Since that day I’ve learnt more about tides around Moreton Bay, and I’ve also been to some terrific seminars at the VMR at Bribie Island that have been informative and made me aware of the many pitfalls you can run into around the water in Moreton Bay.

But what this story is really about was when I also learnt a lot about community, and it was just one local Toorbul man who gave me a new appreciation of mate-ship and how the community look after one another.

That day I made the mistake that many others have which was that I didn’t follow the markers. Nor did I take into account the times that the tides change, and decided to take a short cut across the passage.

Basically I did everything wrong. Just a dumb ass city boy who was way out of his comfort zone!  hahaha

But one thing happened that day that has remained fresh in my mind, and that was a lone man who was out fishing that day and on his way back home, but stopped to come to our aid and try and help us.

He stopped his boat near the channel and walked a long way across the mud to try and help me push the boat back towards the channel. The boat was never going to move, we were stuck.

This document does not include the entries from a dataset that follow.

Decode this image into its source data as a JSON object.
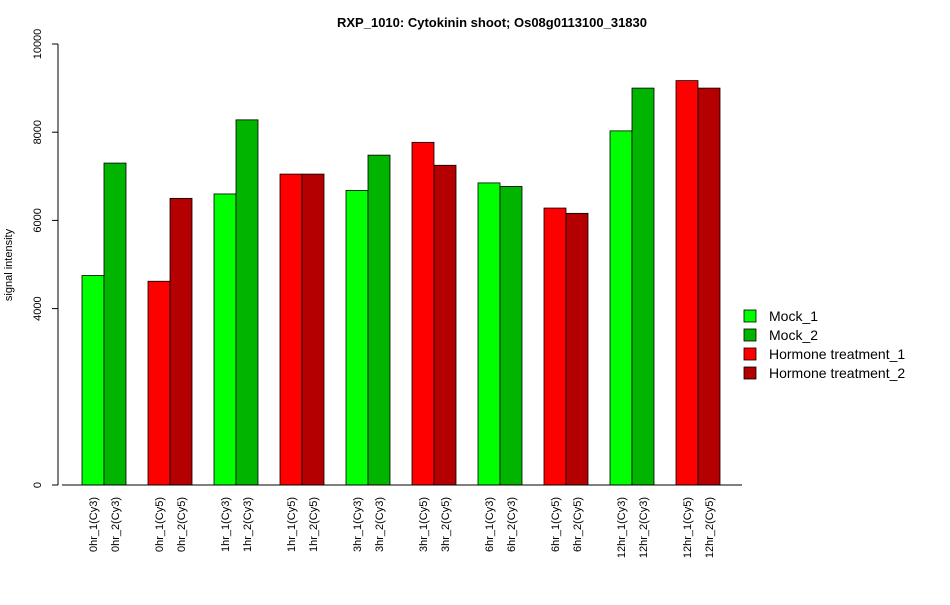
{
  "chart_data": {
    "type": "bar",
    "title": "RXP_1010: Cytokinin shoot; Os08g0113100_31830",
    "xlabel": "",
    "ylabel": "signal intensity",
    "ylim": [
      0,
      10000
    ],
    "yticks": [
      0,
      4000,
      6000,
      8000,
      10000
    ],
    "grid": false,
    "legend_position": "right",
    "legend": [
      {
        "name": "Mock_1",
        "color": "#00ff00"
      },
      {
        "name": "Mock_2",
        "color": "#00b400"
      },
      {
        "name": "Hormone treatment_1",
        "color": "#ff0000"
      },
      {
        "name": "Hormone treatment_2",
        "color": "#b40000"
      }
    ],
    "groups": [
      {
        "bars": [
          {
            "label": "0hr_1(Cy3)",
            "value": 4750,
            "color": "#00ff00"
          },
          {
            "label": "0hr_2(Cy3)",
            "value": 7300,
            "color": "#00b400"
          }
        ]
      },
      {
        "bars": [
          {
            "label": "0hr_1(Cy5)",
            "value": 4620,
            "color": "#ff0000"
          },
          {
            "label": "0hr_2(Cy5)",
            "value": 6500,
            "color": "#b40000"
          }
        ]
      },
      {
        "bars": [
          {
            "label": "1hr_1(Cy3)",
            "value": 6600,
            "color": "#00ff00"
          },
          {
            "label": "1hr_2(Cy3)",
            "value": 8280,
            "color": "#00b400"
          }
        ]
      },
      {
        "bars": [
          {
            "label": "1hr_1(Cy5)",
            "value": 7050,
            "color": "#ff0000"
          },
          {
            "label": "1hr_2(Cy5)",
            "value": 7050,
            "color": "#b40000"
          }
        ]
      },
      {
        "bars": [
          {
            "label": "3hr_1(Cy3)",
            "value": 6680,
            "color": "#00ff00"
          },
          {
            "label": "3hr_2(Cy3)",
            "value": 7480,
            "color": "#00b400"
          }
        ]
      },
      {
        "bars": [
          {
            "label": "3hr_1(Cy5)",
            "value": 7770,
            "color": "#ff0000"
          },
          {
            "label": "3hr_2(Cy5)",
            "value": 7250,
            "color": "#b40000"
          }
        ]
      },
      {
        "bars": [
          {
            "label": "6hr_1(Cy3)",
            "value": 6850,
            "color": "#00ff00"
          },
          {
            "label": "6hr_2(Cy3)",
            "value": 6770,
            "color": "#00b400"
          }
        ]
      },
      {
        "bars": [
          {
            "label": "6hr_1(Cy5)",
            "value": 6280,
            "color": "#ff0000"
          },
          {
            "label": "6hr_2(Cy5)",
            "value": 6160,
            "color": "#b40000"
          }
        ]
      },
      {
        "bars": [
          {
            "label": "12hr_1(Cy3)",
            "value": 8030,
            "color": "#00ff00"
          },
          {
            "label": "12hr_2(Cy3)",
            "value": 9000,
            "color": "#00b400"
          }
        ]
      },
      {
        "bars": [
          {
            "label": "12hr_1(Cy5)",
            "value": 9170,
            "color": "#ff0000"
          },
          {
            "label": "12hr_2(Cy5)",
            "value": 9000,
            "color": "#b40000"
          }
        ]
      }
    ]
  }
}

During this time, I received a return phone call from the emergency services to ask if I was ok, and did I wish to leave the boat. To this my new Toorbul mate yelled to the guy on the phone that we were busy trying to get the boat moving and to “P—s off”. Even the emergency guy on the phone had a good laugh at that.  hahaha

We had no hope of moving the boat until the high tide came in some 6 hours later so we were left stranded in the pitch darkness, but what happened next I will never forget.

This amazing Toorbul man made three trips back and forth from his home to make sure we were ok as the night and darkness set in. He also brought food and insect spray to make sure we were safe and as comfortable as we could be under the circumstances.

This to me said everything I wanted to know about Queenslander’s and Moreton Bay. They support one another in times of trouble and they stand up when things go pear shaped, and believe me, things went pear shaped for us this day.

To me this was my first experience of “Community” since moving to Queensland, and I am the type of person that when someone does something kind for me, I never forget it. And this act of kindness humbled me to my very core, and it still moves me years later. You see, in Sydney it’s dog eat dog, and city life  and large companies are so far removed to this amazing lifestyle you folks enjoy here in Queensland it’s not funny.

It’s just two different worlds.

I’ve come to love you Queenslander’s to bits, and I have never been out and about as much as I have since I moved up here. I have truly brought into the lifestyle and Community like you can’t believe and that’s one of the main reason why I’m running for Mayor and whether I win an election or not that love affair with Queensland will continue on until I finally call it a day.

I would love to meet up with this wonderful Toorbul man again, and once again shake his hand for what he did for us that day. It actually all happened so quickly. Stuck in low tides, with night falling into darkness and confusion everywhere. The dogs even had run around in the mud as the sun set and we laughed our heads off. We made the best of a crazy situation, but it’s what Queenslander’s do isn’t it?

Yes, to me this day meant more to me than breaking my retirement and going back to work and running for Mayor, there is no doubt in my mind that being stranded that day has had a huge bearing in my mindset to stand up for the ordinary Mums and Dads and family, and to give a little back for what Queensland has done for me.

Queensland has given me my life and spirit back, from tragedy and loss to feeling a sense of life I have not experienced for such a long time.

I may not be an expert on boating or the great outdoors, but I sure as hell know what to do about changing what’s currently in place with this Council.

We are all about to go on a wonderful  journey of change together and I promise I won’t leave you stranded high and dry in the middle of nowhere if you put your trust in me, those days will soon be a distant memory.